I sat motionless until the order of disembarkation had been sorted and the hoards had finally shuffled to the doors. I gathered up my one small case and walked out after them. Once I’d passed the stewardess’s corporate smile I slowed my saunter to a foot-dragging crawl. Why not just stop? Go no further, hear no news. But I was Jude. I didn’t do prevarication. I faced things head-on.

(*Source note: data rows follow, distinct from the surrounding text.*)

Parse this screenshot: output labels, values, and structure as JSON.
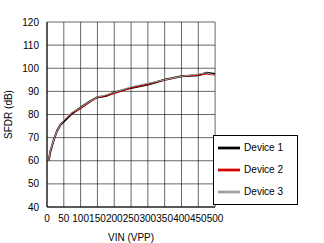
{
  "chart_data": {
    "type": "line",
    "x_label": "VIN (VPP)",
    "y_label": "SFDR (dB)",
    "x": [
      5,
      10,
      20,
      30,
      40,
      50,
      75,
      100,
      125,
      150,
      175,
      200,
      250,
      300,
      350,
      400,
      450,
      475,
      500
    ],
    "series": [
      {
        "name": "Device 1",
        "color": "#000000",
        "values": [
          60,
          64,
          69,
          73,
          75.5,
          77,
          80.5,
          83,
          85.5,
          87.5,
          88,
          89.5,
          91.5,
          93,
          95,
          96.5,
          97,
          98,
          97.5
        ]
      },
      {
        "name": "Device 2",
        "color": "#d40000",
        "values": [
          60,
          64,
          69,
          73,
          75.5,
          77.5,
          80.5,
          82.5,
          85,
          87.5,
          88,
          89,
          91.5,
          93,
          95,
          96.5,
          97,
          97.5,
          97
        ]
      },
      {
        "name": "Device 3",
        "color": "#a0a0a0",
        "values": [
          60,
          64.5,
          69,
          73,
          75.5,
          77.5,
          81,
          83,
          85.5,
          87.5,
          88.5,
          89.5,
          92,
          93.5,
          95,
          96.5,
          97.5,
          98,
          97
        ]
      }
    ],
    "xlim": [
      0,
      500
    ],
    "xticks": [
      0,
      50,
      100,
      150,
      200,
      250,
      300,
      350,
      400,
      450,
      500
    ],
    "ylim": [
      40,
      120
    ],
    "yticks": [
      40,
      50,
      60,
      70,
      80,
      90,
      100,
      110,
      120
    ],
    "grid": true,
    "legend": "lower right"
  }
}
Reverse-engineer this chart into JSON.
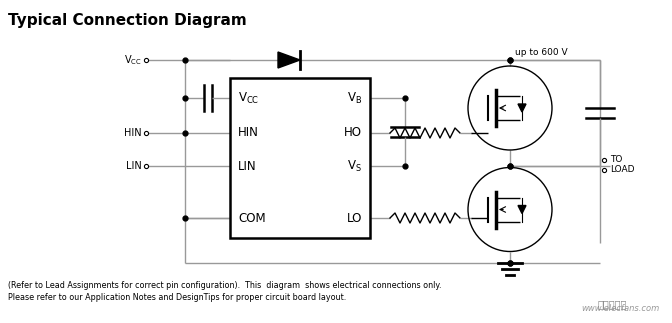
{
  "title": "Typical Connection Diagram",
  "bg_color": "#ffffff",
  "line_color": "#999999",
  "dark_color": "#000000",
  "footer_line1": "(Refer to Lead Assignments for correct pin configuration).  This  diagram  shows electrical connections only.",
  "footer_line2": "Please refer to our Application Notes and DesignTips for proper circuit board layout.",
  "watermark": "www.elecfans.com",
  "vcc_label": "V$_{CC}$",
  "hin_label": "HIN",
  "lin_label": "LIN",
  "ic_pins_left": [
    "V$_{CC}$",
    "HIN",
    "LIN",
    "COM"
  ],
  "ic_pins_right": [
    "V$_{B}$",
    "HO",
    "V$_{S}$",
    "LO"
  ],
  "up600_label": "up to 600 V",
  "to_load_label1": "TO",
  "to_load_label2": "LOAD"
}
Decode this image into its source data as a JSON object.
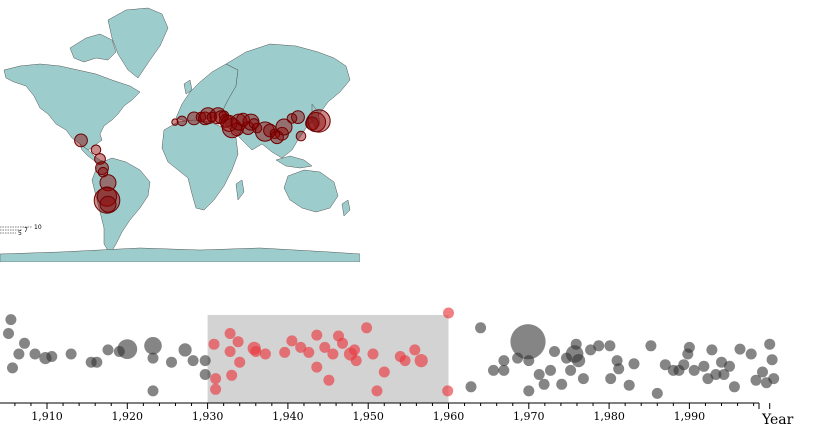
{
  "map": {
    "land_color": "#9ccccc",
    "quake_color": "#8b0000",
    "legend": {
      "labels": [
        "10",
        "7",
        "5"
      ]
    },
    "events": [
      {
        "lon": -99,
        "lat": 19,
        "mag": 6.5
      },
      {
        "lon": -84,
        "lat": 10,
        "mag": 6
      },
      {
        "lon": -80,
        "lat": 1,
        "mag": 6.2
      },
      {
        "lon": -78,
        "lat": -8,
        "mag": 6.5
      },
      {
        "lon": -77,
        "lat": -12,
        "mag": 6
      },
      {
        "lon": -72,
        "lat": -22,
        "mag": 7
      },
      {
        "lon": -73,
        "lat": -34,
        "mag": 7.5
      },
      {
        "lon": -73,
        "lat": -37,
        "mag": 8.5
      },
      {
        "lon": -72,
        "lat": -40,
        "mag": 7
      },
      {
        "lon": -5,
        "lat": 35,
        "mag": 5.5
      },
      {
        "lon": 2,
        "lat": 36,
        "mag": 6
      },
      {
        "lon": 14,
        "lat": 38,
        "mag": 6.5
      },
      {
        "lon": 21,
        "lat": 39,
        "mag": 6
      },
      {
        "lon": 25,
        "lat": 38,
        "mag": 6.5
      },
      {
        "lon": 28,
        "lat": 40,
        "mag": 7
      },
      {
        "lon": 32,
        "lat": 39,
        "mag": 6
      },
      {
        "lon": 38,
        "lat": 40,
        "mag": 7
      },
      {
        "lon": 41,
        "lat": 39,
        "mag": 6.5
      },
      {
        "lon": 44,
        "lat": 40,
        "mag": 6
      },
      {
        "lon": 46,
        "lat": 36,
        "mag": 6.5
      },
      {
        "lon": 49,
        "lat": 34,
        "mag": 7
      },
      {
        "lon": 52,
        "lat": 30,
        "mag": 7.5
      },
      {
        "lon": 57,
        "lat": 29,
        "mag": 6.5
      },
      {
        "lon": 59,
        "lat": 35,
        "mag": 7
      },
      {
        "lon": 63,
        "lat": 37,
        "mag": 6.5
      },
      {
        "lon": 68,
        "lat": 30,
        "mag": 6.5
      },
      {
        "lon": 71,
        "lat": 35,
        "mag": 7
      },
      {
        "lon": 74,
        "lat": 34,
        "mag": 6
      },
      {
        "lon": 77,
        "lat": 30,
        "mag": 6
      },
      {
        "lon": 85,
        "lat": 27,
        "mag": 7.5
      },
      {
        "lon": 90,
        "lat": 28,
        "mag": 6.5
      },
      {
        "lon": 95,
        "lat": 25,
        "mag": 6
      },
      {
        "lon": 97,
        "lat": 22,
        "mag": 6.5
      },
      {
        "lon": 102,
        "lat": 25,
        "mag": 6.5
      },
      {
        "lon": 104,
        "lat": 31,
        "mag": 7
      },
      {
        "lon": 112,
        "lat": 38,
        "mag": 6
      },
      {
        "lon": 118,
        "lat": 39,
        "mag": 6.5
      },
      {
        "lon": 121,
        "lat": 23,
        "mag": 6
      },
      {
        "lon": 132,
        "lat": 34,
        "mag": 6.5
      },
      {
        "lon": 136,
        "lat": 35,
        "mag": 7.5
      },
      {
        "lon": 139,
        "lat": 36,
        "mag": 8
      }
    ]
  },
  "timeline": {
    "axis_title": "Year",
    "ticks": [
      {
        "year": 1910,
        "label": "1,910"
      },
      {
        "year": 1920,
        "label": "1,920"
      },
      {
        "year": 1930,
        "label": "1,930"
      },
      {
        "year": 1940,
        "label": "1,940"
      },
      {
        "year": 1950,
        "label": "1,950"
      },
      {
        "year": 1960,
        "label": "1,960"
      },
      {
        "year": 1970,
        "label": "1,970"
      },
      {
        "year": 1980,
        "label": "1,980"
      },
      {
        "year": 1990,
        "label": "1,990"
      }
    ],
    "brush": {
      "start": 1930,
      "end": 1960
    },
    "selected_color": "#e8393f",
    "unselected_color": "#333333",
    "brush_color": "#d3d3d3",
    "points": [
      {
        "year": 1905.5,
        "lvl": 0.92,
        "size": 1.0
      },
      {
        "year": 1905.2,
        "lvl": 0.75,
        "size": 1.0
      },
      {
        "year": 1906.5,
        "lvl": 0.5,
        "size": 1.0
      },
      {
        "year": 1905.7,
        "lvl": 0.33,
        "size": 1.0
      },
      {
        "year": 1907.2,
        "lvl": 0.63,
        "size": 1.0
      },
      {
        "year": 1908.5,
        "lvl": 0.5,
        "size": 1.0
      },
      {
        "year": 1909.8,
        "lvl": 0.45,
        "size": 1.1
      },
      {
        "year": 1910.6,
        "lvl": 0.47,
        "size": 1.0
      },
      {
        "year": 1913,
        "lvl": 0.5,
        "size": 1.0
      },
      {
        "year": 1915.5,
        "lvl": 0.4,
        "size": 1.0
      },
      {
        "year": 1916.2,
        "lvl": 0.4,
        "size": 1.0
      },
      {
        "year": 1917.6,
        "lvl": 0.55,
        "size": 1.0
      },
      {
        "year": 1919,
        "lvl": 0.53,
        "size": 1.0
      },
      {
        "year": 1920,
        "lvl": 0.56,
        "size": 1.8
      },
      {
        "year": 1923.2,
        "lvl": 0.6,
        "size": 1.6
      },
      {
        "year": 1923.2,
        "lvl": 0.45,
        "size": 1.0
      },
      {
        "year": 1923.2,
        "lvl": 0.05,
        "size": 1.0
      },
      {
        "year": 1925.5,
        "lvl": 0.4,
        "size": 1.0
      },
      {
        "year": 1927.2,
        "lvl": 0.55,
        "size": 1.2
      },
      {
        "year": 1928.2,
        "lvl": 0.42,
        "size": 1.0
      },
      {
        "year": 1929.7,
        "lvl": 0.42,
        "size": 1.0
      },
      {
        "year": 1929.7,
        "lvl": 0.25,
        "size": 1.0
      },
      {
        "year": 1930.8,
        "lvl": 0.62,
        "size": 1.0
      },
      {
        "year": 1931,
        "lvl": 0.2,
        "size": 1.0
      },
      {
        "year": 1931,
        "lvl": 0.07,
        "size": 1.0
      },
      {
        "year": 1932.8,
        "lvl": 0.75,
        "size": 1.0
      },
      {
        "year": 1932.8,
        "lvl": 0.53,
        "size": 1.0
      },
      {
        "year": 1933,
        "lvl": 0.24,
        "size": 1.0
      },
      {
        "year": 1933.8,
        "lvl": 0.65,
        "size": 1.0
      },
      {
        "year": 1934,
        "lvl": 0.4,
        "size": 1.0
      },
      {
        "year": 1935.8,
        "lvl": 0.57,
        "size": 1.2
      },
      {
        "year": 1936,
        "lvl": 0.53,
        "size": 1.0
      },
      {
        "year": 1937.2,
        "lvl": 0.5,
        "size": 1.0
      },
      {
        "year": 1939.6,
        "lvl": 0.52,
        "size": 1.0
      },
      {
        "year": 1940.5,
        "lvl": 0.66,
        "size": 1.0
      },
      {
        "year": 1941.6,
        "lvl": 0.58,
        "size": 1.0
      },
      {
        "year": 1942.6,
        "lvl": 0.52,
        "size": 1.0
      },
      {
        "year": 1943.6,
        "lvl": 0.73,
        "size": 1.0
      },
      {
        "year": 1943.6,
        "lvl": 0.34,
        "size": 1.0
      },
      {
        "year": 1944.6,
        "lvl": 0.58,
        "size": 1.0
      },
      {
        "year": 1945.1,
        "lvl": 0.18,
        "size": 1.0
      },
      {
        "year": 1945.6,
        "lvl": 0.5,
        "size": 1.0
      },
      {
        "year": 1946.3,
        "lvl": 0.72,
        "size": 1.0
      },
      {
        "year": 1946.8,
        "lvl": 0.63,
        "size": 1.0
      },
      {
        "year": 1947.8,
        "lvl": 0.5,
        "size": 1.2
      },
      {
        "year": 1948.3,
        "lvl": 0.55,
        "size": 1.0
      },
      {
        "year": 1948.5,
        "lvl": 0.42,
        "size": 1.0
      },
      {
        "year": 1949.8,
        "lvl": 0.82,
        "size": 1.0
      },
      {
        "year": 1950.6,
        "lvl": 0.5,
        "size": 1.0
      },
      {
        "year": 1951.1,
        "lvl": 0.05,
        "size": 1.0
      },
      {
        "year": 1952,
        "lvl": 0.28,
        "size": 1.0
      },
      {
        "year": 1954,
        "lvl": 0.47,
        "size": 1.0
      },
      {
        "year": 1954.6,
        "lvl": 0.42,
        "size": 1.0
      },
      {
        "year": 1955.8,
        "lvl": 0.55,
        "size": 1.0
      },
      {
        "year": 1956.6,
        "lvl": 0.42,
        "size": 1.2
      },
      {
        "year": 1959.9,
        "lvl": 0.05,
        "size": 1.0
      },
      {
        "year": 1960,
        "lvl": 1.0,
        "size": 1.0
      },
      {
        "year": 1962.8,
        "lvl": 0.1,
        "size": 1.0
      },
      {
        "year": 1964,
        "lvl": 0.82,
        "size": 1.0
      },
      {
        "year": 1965.6,
        "lvl": 0.3,
        "size": 1.0
      },
      {
        "year": 1966.9,
        "lvl": 0.42,
        "size": 1.0
      },
      {
        "year": 1966.9,
        "lvl": 0.3,
        "size": 1.0
      },
      {
        "year": 1968.6,
        "lvl": 0.45,
        "size": 1.0
      },
      {
        "year": 1969.9,
        "lvl": 0.65,
        "size": 3.2
      },
      {
        "year": 1970,
        "lvl": 0.42,
        "size": 1.0
      },
      {
        "year": 1970,
        "lvl": 0.05,
        "size": 1.0
      },
      {
        "year": 1971.3,
        "lvl": 0.25,
        "size": 1.0
      },
      {
        "year": 1971.9,
        "lvl": 0.13,
        "size": 1.0
      },
      {
        "year": 1972.7,
        "lvl": 0.3,
        "size": 1.0
      },
      {
        "year": 1973.2,
        "lvl": 0.53,
        "size": 1.0
      },
      {
        "year": 1974.1,
        "lvl": 0.13,
        "size": 1.0
      },
      {
        "year": 1974.7,
        "lvl": 0.45,
        "size": 1.0
      },
      {
        "year": 1975.2,
        "lvl": 0.3,
        "size": 1.0
      },
      {
        "year": 1975.7,
        "lvl": 0.5,
        "size": 1.6
      },
      {
        "year": 1975.9,
        "lvl": 0.62,
        "size": 1.0
      },
      {
        "year": 1976.2,
        "lvl": 0.42,
        "size": 1.2
      },
      {
        "year": 1976.8,
        "lvl": 0.2,
        "size": 1.0
      },
      {
        "year": 1977.7,
        "lvl": 0.55,
        "size": 1.0
      },
      {
        "year": 1978.7,
        "lvl": 0.6,
        "size": 1.0
      },
      {
        "year": 1980.1,
        "lvl": 0.6,
        "size": 1.0
      },
      {
        "year": 1980.2,
        "lvl": 0.2,
        "size": 1.0
      },
      {
        "year": 1981,
        "lvl": 0.42,
        "size": 1.0
      },
      {
        "year": 1981.2,
        "lvl": 0.32,
        "size": 1.0
      },
      {
        "year": 1982.5,
        "lvl": 0.12,
        "size": 1.0
      },
      {
        "year": 1983.1,
        "lvl": 0.38,
        "size": 1.0
      },
      {
        "year": 1985.2,
        "lvl": 0.6,
        "size": 1.0
      },
      {
        "year": 1986,
        "lvl": 0.02,
        "size": 1.0
      },
      {
        "year": 1987,
        "lvl": 0.37,
        "size": 1.0
      },
      {
        "year": 1988,
        "lvl": 0.3,
        "size": 1.0
      },
      {
        "year": 1988.7,
        "lvl": 0.3,
        "size": 1.0
      },
      {
        "year": 1989.3,
        "lvl": 0.37,
        "size": 1.0
      },
      {
        "year": 1989.8,
        "lvl": 0.5,
        "size": 1.0
      },
      {
        "year": 1990,
        "lvl": 0.58,
        "size": 1.0
      },
      {
        "year": 1990.6,
        "lvl": 0.3,
        "size": 1.0
      },
      {
        "year": 1991.8,
        "lvl": 0.35,
        "size": 1.0
      },
      {
        "year": 1992.3,
        "lvl": 0.2,
        "size": 1.0
      },
      {
        "year": 1992.8,
        "lvl": 0.55,
        "size": 1.0
      },
      {
        "year": 1993.3,
        "lvl": 0.25,
        "size": 1.0
      },
      {
        "year": 1994,
        "lvl": 0.4,
        "size": 1.0
      },
      {
        "year": 1994.3,
        "lvl": 0.25,
        "size": 1.0
      },
      {
        "year": 1995,
        "lvl": 0.35,
        "size": 1.0
      },
      {
        "year": 1995.6,
        "lvl": 0.1,
        "size": 1.0
      },
      {
        "year": 1996.3,
        "lvl": 0.56,
        "size": 1.0
      },
      {
        "year": 1997.7,
        "lvl": 0.5,
        "size": 1.0
      },
      {
        "year": 1998.3,
        "lvl": 0.18,
        "size": 1.0
      },
      {
        "year": 1999.1,
        "lvl": 0.28,
        "size": 1.0
      },
      {
        "year": 1999.6,
        "lvl": 0.15,
        "size": 1.0
      },
      {
        "year": 2000,
        "lvl": 0.62,
        "size": 1.0
      },
      {
        "year": 2000.3,
        "lvl": 0.43,
        "size": 1.0
      },
      {
        "year": 2000.5,
        "lvl": 0.2,
        "size": 1.0
      }
    ]
  }
}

I switched my phone back on and texts promptly piled up. There was only one that mattered, the text I had been anticipating. The text I didn’t want. The chill in my stomach gnawed its way into my heart. I pocketed my phone and marched towards Arrivals.
They were there, two women stranded on their own private island of quicksand in a milling ocean of confusion. I saw them before they spotted me and one look confirmed the brief blunt text. Madeleine – Dr Rackman – face lined by grief, and my Danny, drawn, gaunt, desolate, arms wrapped round herself until she saw me. Her mouth opened in a silent tormented greeting, and she ran towards me, embracing me in a wave of desperation. I embraced her back. One knot of woman. Just the two of us.
“Jude, thank God you came.” Her broken voice whispered in my ear.
“I’ve been in the air for twelve hours. Only just got your text. Please tell me it’s not true.”
She gasped a strangled scream.
I pushed her back, holding her so that I could see her eyes. “Say it.”
“Yes! It’s true.” Her face seemed to disintegrate before me. “I shouldn’t have told her. But I did, I told her and she’s dead, Jude. Alison is dead.”